PO: “Times Change, Not Me: The Eternally Youthful Sam Peckinpah’s Rise and Fall in Hollywood”

“The skit begins with an overly sniffling film commentator speaking about his favorite cheese westerns. He then segues to a bit about his favorite director of the moment, Sam Peckinpah, and his latest film Salad Days. He introduces a clip from the film, which depicts a number of preppy-dressed men and women relaxing in the park on a splendidly sunny afternoon. One man asks the group if anyone would like to join him in a tennis match. After a few agree that this would be a jolly good activity, one man throws a tennis ball at the man making the suggestion. When the man doesn’t catch the ball and it hits him in the eye, a geyser of blood shoots from his head, and the madness ensues. The scene ends in a bloody mess with almost each character dying in the most ridiculous ways.

Such were the scenes in Monty Python’s Flying Circus’s third season episode “Salad Days.”Perhaps it represented why Peckinpah earned his ‘Bloody Sam’ nickname in hyperbolic fashion, but it represented what has sustained his legacy, nonetheless.

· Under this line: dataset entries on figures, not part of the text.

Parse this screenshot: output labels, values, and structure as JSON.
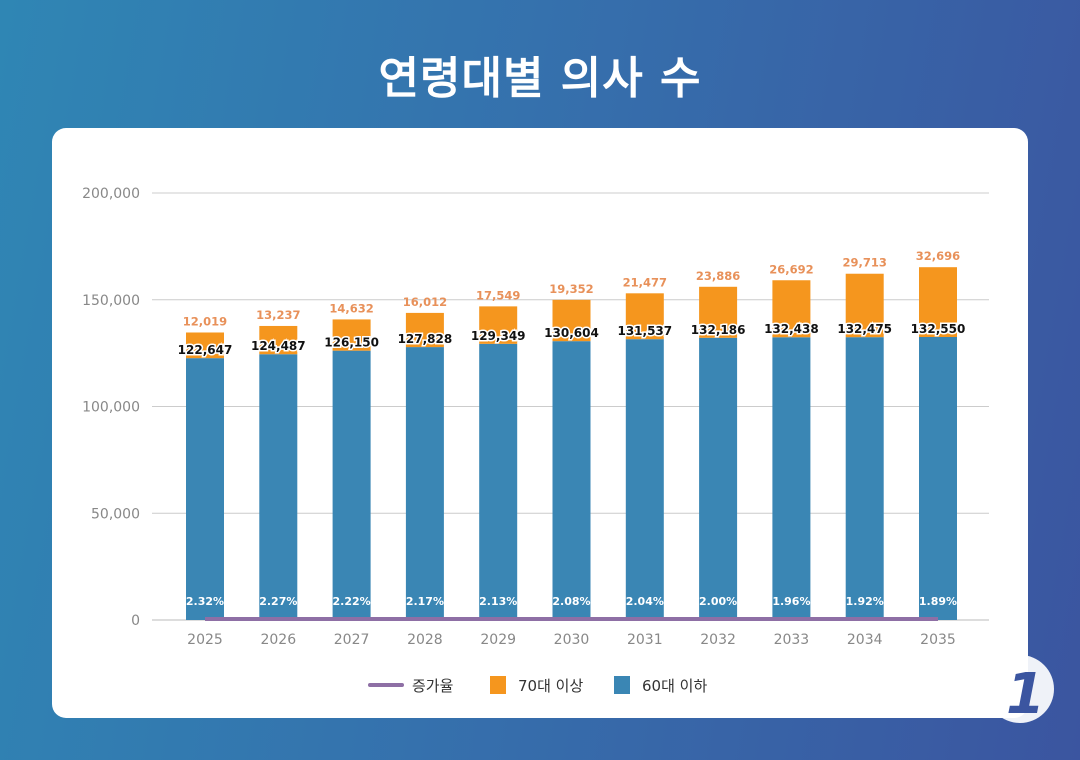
{
  "title": "연령대별 의사 수",
  "logo_text": "news1",
  "chart_data": {
    "type": "bar",
    "stacked": true,
    "categories": [
      "2025",
      "2026",
      "2027",
      "2028",
      "2029",
      "2030",
      "2031",
      "2032",
      "2033",
      "2034",
      "2035"
    ],
    "series": [
      {
        "name": "60대 이하",
        "color": "#3a86b4",
        "values": [
          122647,
          124487,
          126150,
          127828,
          129349,
          130604,
          131537,
          132186,
          132438,
          132475,
          132550
        ]
      },
      {
        "name": "70대 이상",
        "color": "#f5961e",
        "values": [
          12019,
          13237,
          14632,
          16012,
          17549,
          19352,
          21477,
          23886,
          26692,
          29713,
          32696
        ]
      },
      {
        "name": "증가율",
        "type": "line",
        "color": "#8e6fa5",
        "unit": "%",
        "values": [
          2.32,
          2.27,
          2.22,
          2.17,
          2.13,
          2.08,
          2.04,
          2.0,
          1.96,
          1.92,
          1.89
        ]
      }
    ],
    "ylim": [
      0,
      200000
    ],
    "yticks": [
      "0",
      "50,000",
      "100,000",
      "150,000",
      "200,000"
    ],
    "grid": true,
    "legend": "bottom",
    "legend_order": [
      "증가율",
      "70대 이상",
      "60대 이하"
    ]
  }
}
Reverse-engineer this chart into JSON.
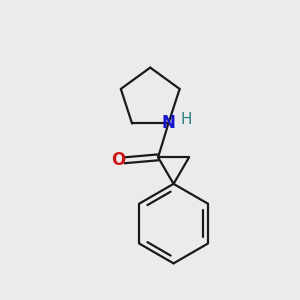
{
  "background_color": "#ebebeb",
  "bond_color": "#1a1a1a",
  "N_color": "#1414cc",
  "H_color": "#2a8080",
  "O_color": "#cc1414",
  "line_width": 1.6,
  "figsize": [
    3.0,
    3.0
  ],
  "dpi": 100,
  "xlim": [
    0,
    10
  ],
  "ylim": [
    0,
    10
  ]
}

With classic, yet notorious films such as The Wild Bunch (1969), Straw Dogs (1971), and Bring Me the Head of Alfredo Garcia(1974) in his catalogue, Peckinpah will forever be associated with his ‘innovations,’ so to speak, in the depiction of graphic violence. Unfortunately, his career in Hollywood was short-lived, but there is certainly no shortage of interesting stories coming from his life as a big-time director.”